Final answer:
To prepare the income statement, analyze the trial balance by categorizing accounts as revenue or expense. Identify discrepancies by comparing debits and credits. Calculate total assets by adding up asset accounts. Determine net profit by subtracting total expenses from total revenue.
Step-by-step explanation:
To prepare the income statement for Bright Day (Pty) Ltd, you need to analyze the trial balance and categorize each account as revenue or expense. Revenue accounts include sales, service fees, and interest income, while expense accounts include salaries, rent, and utilities. Calculate the total revenue by summing up all the revenue accounts, and calculate the total expenses by summing up all the expense accounts. Finally, subtract the total expenses from the total revenue to determine the net profit for the year.
To identify any discrepancies in the trial balance, compare the debits and credits for each account. If the debits and credits don't match, there may be an error in recording transactions. Look for any accounts with imbalances and investigate them further to correct the discrepancies.
To calculate the total assets of Bright Day (Pty) Ltd, you need to add up all the asset accounts listed in the trial balance.
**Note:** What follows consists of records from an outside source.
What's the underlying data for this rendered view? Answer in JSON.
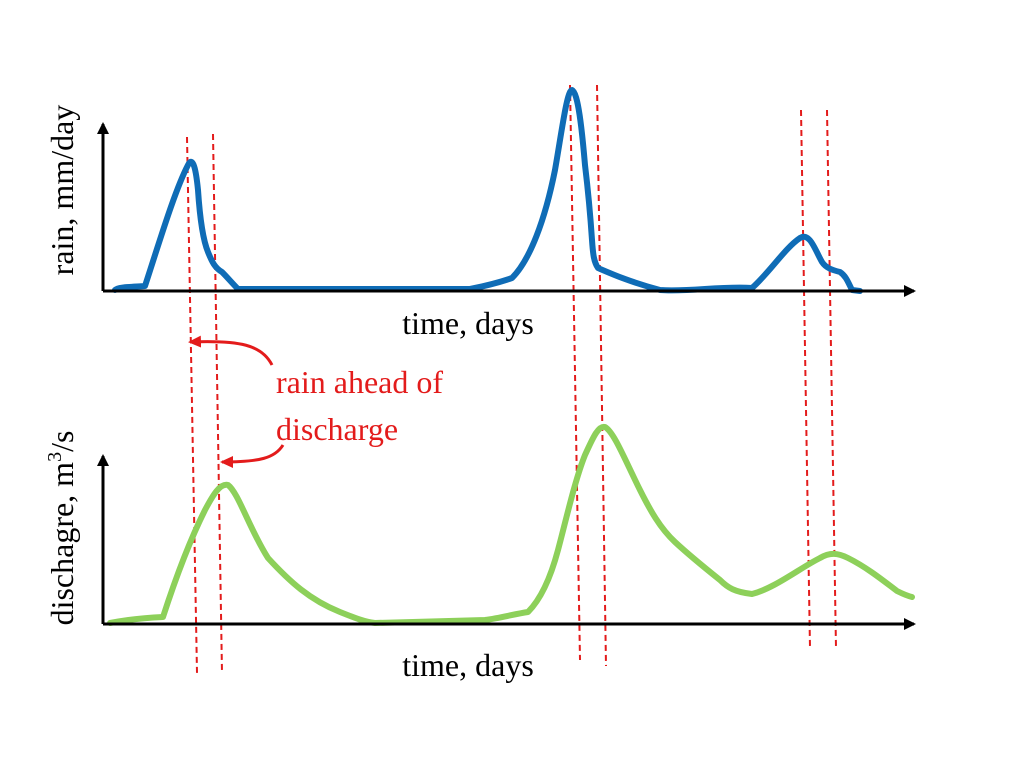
{
  "colors": {
    "rain_series": "#0f6cb6",
    "discharge_series": "#8dd05a",
    "guide_lines": "#e31b1b",
    "annotation": "#e31b1b",
    "axes": "#000000"
  },
  "top_panel": {
    "ylabel": "rain, mm/day",
    "xlabel": "time, days"
  },
  "bottom_panel": {
    "ylabel_main": "dischagre, m",
    "ylabel_sup": "3",
    "ylabel_tail": "/s",
    "xlabel": "time, days"
  },
  "annotation": {
    "line1": "rain ahead of",
    "line2": "discharge"
  }
}
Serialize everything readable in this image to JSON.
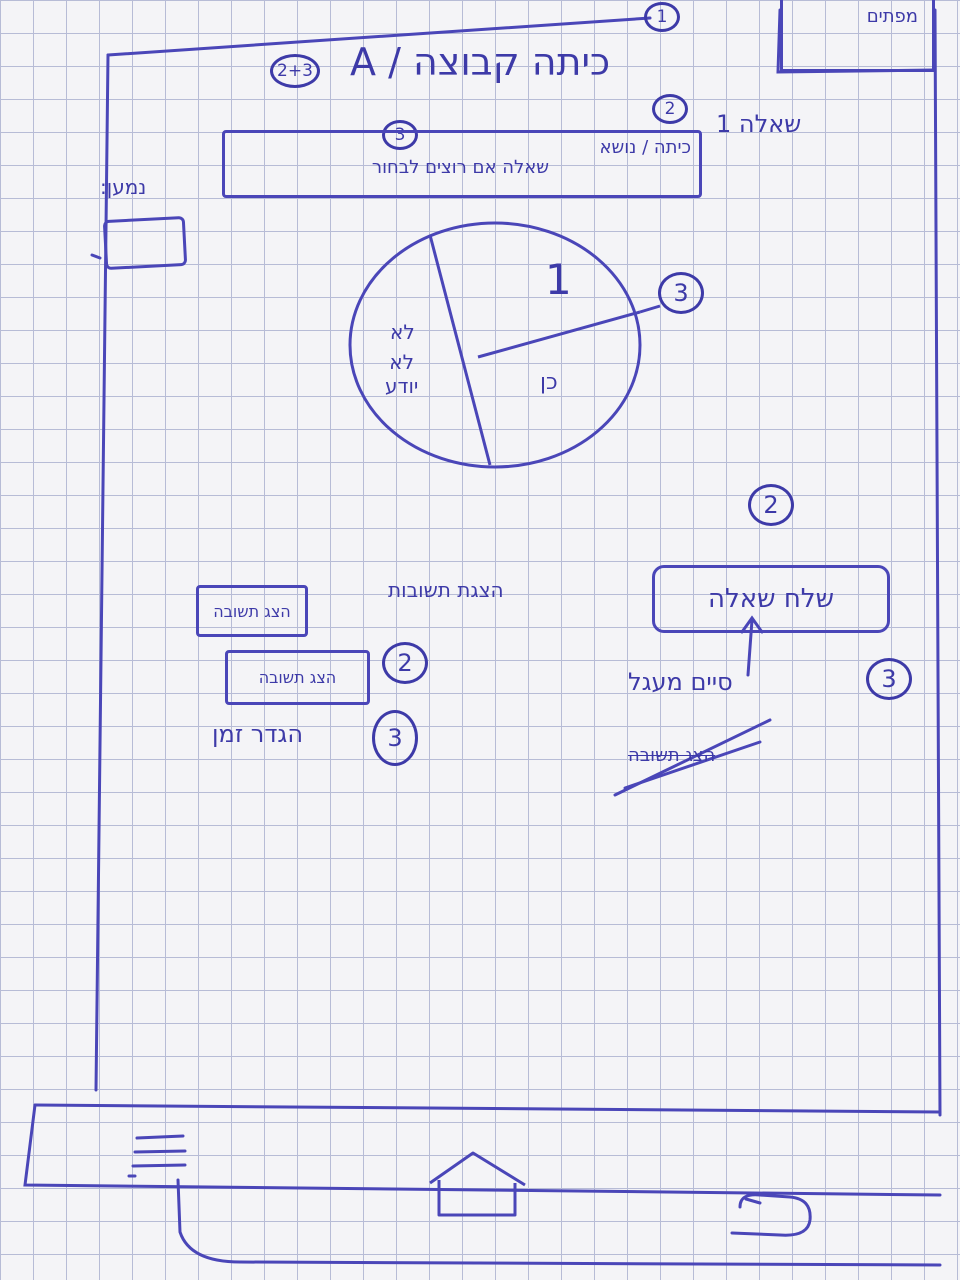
{
  "corner_note": "מפתים",
  "header": {
    "title": "כיתה קבוצה / A",
    "badge": "2+3",
    "marker_1": "1"
  },
  "subheader": {
    "marker": "2",
    "label": "שאלה 1",
    "links": "כיתה / נושא",
    "input_marker": "3",
    "input_text": "שאלה אם רוצים לבחור"
  },
  "side_note": "נמען:",
  "pie": {
    "marker": "3",
    "slices": [
      "1",
      "כן",
      "לא",
      "לא\nיודע"
    ]
  },
  "right_panel": {
    "marker": "2",
    "button_label": "שלח שאלה",
    "sub_marker": "3",
    "sub_label": "סיים מעגל",
    "struck_text": "הצג תשובה"
  },
  "left_panel": {
    "heading": "הצגת תשובות",
    "button1": "הצג תשובה",
    "button2": "הצג תשובה",
    "marker": "2",
    "bottom_marker": "3",
    "bottom_label": "הגדר זמן"
  },
  "nav_bar": {
    "menu_icon": "hamburger-menu-icon",
    "home_icon": "home-icon",
    "back_icon": "back-arrow-icon"
  }
}
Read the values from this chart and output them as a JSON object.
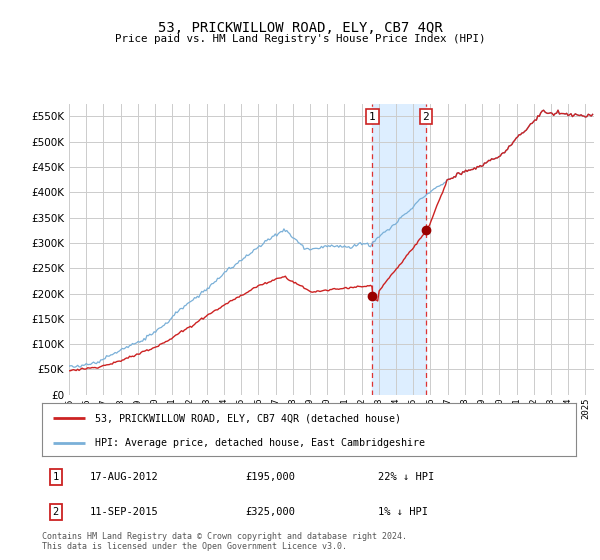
{
  "title": "53, PRICKWILLOW ROAD, ELY, CB7 4QR",
  "subtitle": "Price paid vs. HM Land Registry's House Price Index (HPI)",
  "red_label": "53, PRICKWILLOW ROAD, ELY, CB7 4QR (detached house)",
  "blue_label": "HPI: Average price, detached house, East Cambridgeshire",
  "transaction1": {
    "label": "1",
    "date": "17-AUG-2012",
    "price": "£195,000",
    "hpi": "22% ↓ HPI"
  },
  "transaction2": {
    "label": "2",
    "date": "11-SEP-2015",
    "price": "£325,000",
    "hpi": "1% ↓ HPI"
  },
  "footnote": "Contains HM Land Registry data © Crown copyright and database right 2024.\nThis data is licensed under the Open Government Licence v3.0.",
  "ylim": [
    0,
    575000
  ],
  "xlim_start": 1995.0,
  "xlim_end": 2025.5,
  "highlight1_start": 2012.63,
  "highlight1_end": 2015.72,
  "marker1_x": 2012.63,
  "marker1_y": 195000,
  "marker2_x": 2015.72,
  "marker2_y": 325000,
  "background_color": "#ffffff",
  "plot_bg_color": "#ffffff",
  "grid_color": "#cccccc",
  "highlight_color": "#ddeeff"
}
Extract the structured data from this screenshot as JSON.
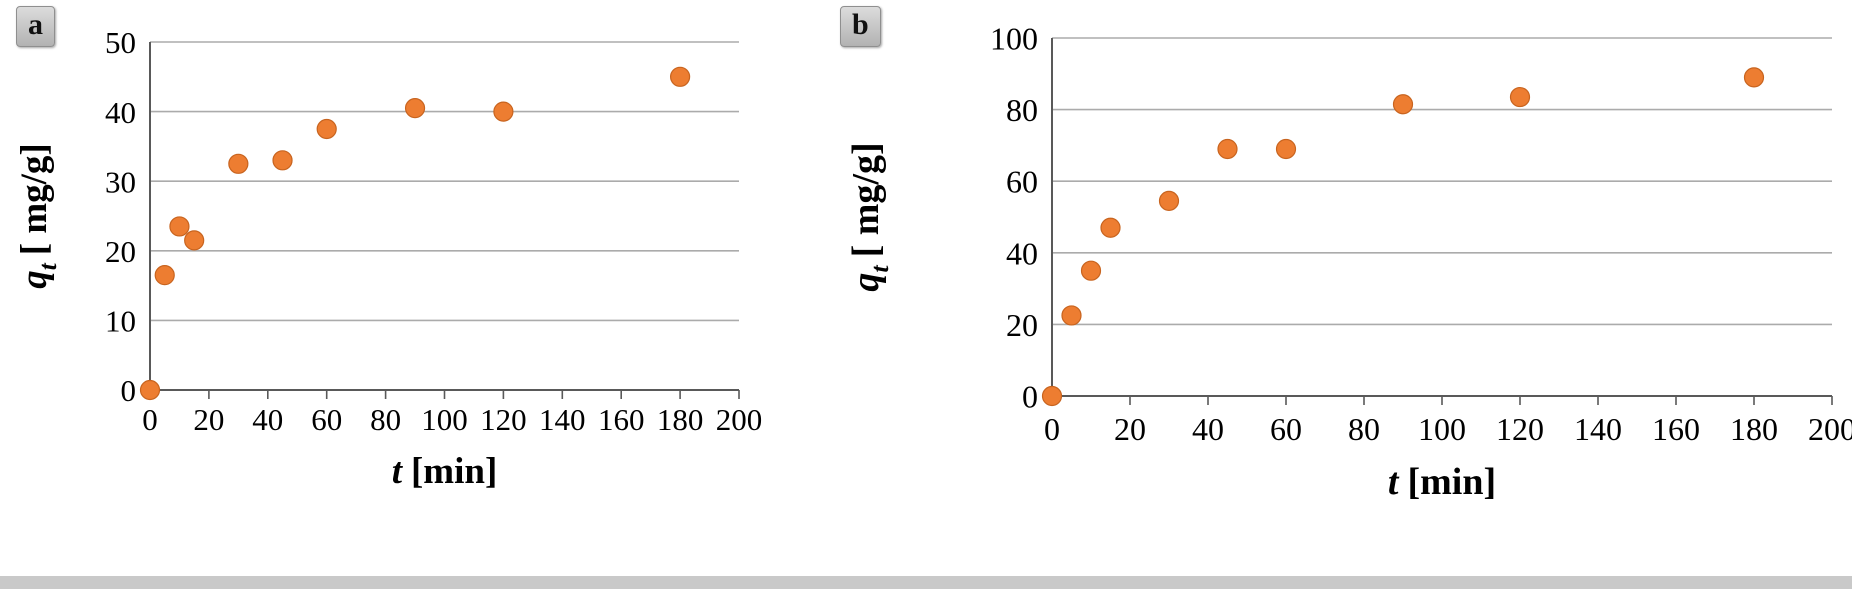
{
  "page": {
    "background": "#ffffff",
    "bottom_strip_color": "#c9c9c9"
  },
  "panels": [
    {
      "id": "a",
      "badge": "a"
    },
    {
      "id": "b",
      "badge": "b"
    }
  ],
  "chart_data": [
    {
      "id": "a",
      "type": "scatter",
      "title": "",
      "xlabel_italic": "t",
      "xlabel_rest": "[min]",
      "ylabel_var": "q",
      "ylabel_sub": "t",
      "ylabel_rest": "[ mg/g]",
      "xlim": [
        0,
        200
      ],
      "ylim": [
        0,
        50
      ],
      "xticks": [
        0,
        20,
        40,
        60,
        80,
        100,
        120,
        140,
        160,
        180,
        200
      ],
      "yticks": [
        0,
        10,
        20,
        30,
        40,
        50
      ],
      "grid": "horizontal",
      "legend": "none",
      "marker_color": "#ED7D31",
      "marker_stroke": "#C8641F",
      "grid_color": "#ababab",
      "axis_color": "#595959",
      "points": [
        [
          0,
          0
        ],
        [
          5,
          16.5
        ],
        [
          10,
          23.5
        ],
        [
          15,
          21.5
        ],
        [
          30,
          32.5
        ],
        [
          45,
          33
        ],
        [
          60,
          37.5
        ],
        [
          90,
          40.5
        ],
        [
          120,
          40
        ],
        [
          180,
          45
        ]
      ]
    },
    {
      "id": "b",
      "type": "scatter",
      "title": "",
      "xlabel_italic": "t",
      "xlabel_rest": "[min]",
      "ylabel_var": "q",
      "ylabel_sub": "t",
      "ylabel_rest": "[ mg/g]",
      "xlim": [
        0,
        200
      ],
      "ylim": [
        0,
        100
      ],
      "xticks": [
        0,
        20,
        40,
        60,
        80,
        100,
        120,
        140,
        160,
        180,
        200
      ],
      "yticks": [
        0,
        20,
        40,
        60,
        80,
        100
      ],
      "grid": "horizontal",
      "legend": "none",
      "marker_color": "#ED7D31",
      "marker_stroke": "#C8641F",
      "grid_color": "#ababab",
      "axis_color": "#595959",
      "points": [
        [
          0,
          0
        ],
        [
          5,
          22.5
        ],
        [
          10,
          35
        ],
        [
          15,
          47
        ],
        [
          30,
          54.5
        ],
        [
          45,
          69
        ],
        [
          60,
          69
        ],
        [
          90,
          81.5
        ],
        [
          120,
          83.5
        ],
        [
          180,
          89
        ]
      ]
    }
  ]
}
Asset accounts include cash, accounts receivable, inventory, and fixed assets. Sum up the balances of all these accounts to get the total assets.
Determining the net profit for the year is part of preparing the income statement. After calculating the total revenue and total expenses, subtract the total expenses from the total revenue to get the net profit. The net profit represents the earnings of Bright Day (Pty) Ltd after deducting all expenses.